5 March 26
Delusions From Middle-Earth
Today I submitted a public comment to the Federal Communications Commission on the proposal from SpaceX to launch up to a million satellites for orbital data centers, which I blogged about last Friday. I am now working on the public comment for the Reflect Orbital proposal to put giant mirrors into space to light up the night particularly for use by solar farms. I retrieved the Reflect Orbital proposal documents from the FCC portal and was disenchanted to find that the name of their initial test satellite with an 18-meter mirror is EARENDIL-1.

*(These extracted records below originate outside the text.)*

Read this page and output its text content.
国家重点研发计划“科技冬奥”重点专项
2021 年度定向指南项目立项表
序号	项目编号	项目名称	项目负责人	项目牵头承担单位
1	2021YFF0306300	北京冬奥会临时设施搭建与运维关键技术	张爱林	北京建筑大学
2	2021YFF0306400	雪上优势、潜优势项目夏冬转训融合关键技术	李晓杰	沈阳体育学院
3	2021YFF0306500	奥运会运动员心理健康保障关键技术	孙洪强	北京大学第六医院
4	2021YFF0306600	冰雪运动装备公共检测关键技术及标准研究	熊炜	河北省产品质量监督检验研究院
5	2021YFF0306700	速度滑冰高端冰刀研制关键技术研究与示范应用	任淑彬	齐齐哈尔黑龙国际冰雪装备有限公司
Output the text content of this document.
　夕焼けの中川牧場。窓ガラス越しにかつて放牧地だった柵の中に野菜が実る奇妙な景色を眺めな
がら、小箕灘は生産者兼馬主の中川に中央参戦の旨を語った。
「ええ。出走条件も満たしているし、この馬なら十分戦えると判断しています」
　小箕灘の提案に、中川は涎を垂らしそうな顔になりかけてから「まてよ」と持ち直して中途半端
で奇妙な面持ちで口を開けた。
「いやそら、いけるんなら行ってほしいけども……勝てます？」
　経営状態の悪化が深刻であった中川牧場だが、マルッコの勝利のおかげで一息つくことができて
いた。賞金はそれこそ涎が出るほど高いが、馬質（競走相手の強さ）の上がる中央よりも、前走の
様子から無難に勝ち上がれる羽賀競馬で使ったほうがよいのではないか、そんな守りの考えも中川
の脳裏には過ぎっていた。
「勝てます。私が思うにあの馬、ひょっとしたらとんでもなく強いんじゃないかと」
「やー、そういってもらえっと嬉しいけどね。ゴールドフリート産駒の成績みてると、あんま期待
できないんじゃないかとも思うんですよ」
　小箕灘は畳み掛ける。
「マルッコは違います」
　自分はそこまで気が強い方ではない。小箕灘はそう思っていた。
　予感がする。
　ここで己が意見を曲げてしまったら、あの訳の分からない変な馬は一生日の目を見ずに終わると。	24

This is a name that comes from Tolkien: Eärendil was a half-elf in The Silmarillion who bore on his brow a jewel — a Silmaril — that shone like a bright star. This leads to the question: why are so many tech bros obsessed with Tolkien?
A lot of people have commented on this trait lately. A writer named Samuel Arbesman compiled a list of all the tech companies he could find that have names from Tolkien (there are 22). In an essay entitled Mythic Capital, Lee Konstantinou discusses how Tolkien teaches a lot about capital and politics and the technoutopian vision of breaking free of all limits. In the New York Times Michiko Kakutani writes about how the traditionalism running through Tolkien appeals to the tech bros and that they are drawn to the themes of kingly and magical power rather than the gentle settled life of the hobbits.
It is interesting that when Tolkien first got popular in the late 1960s and early 1970s it was pulling in people mostly from the hippie counterculture. Times have changed.
But Pratchett doesn’t seem to appeal to the tech bros — I don’t see too many companies celebrating the cabbages of the Sto Plains for some reason.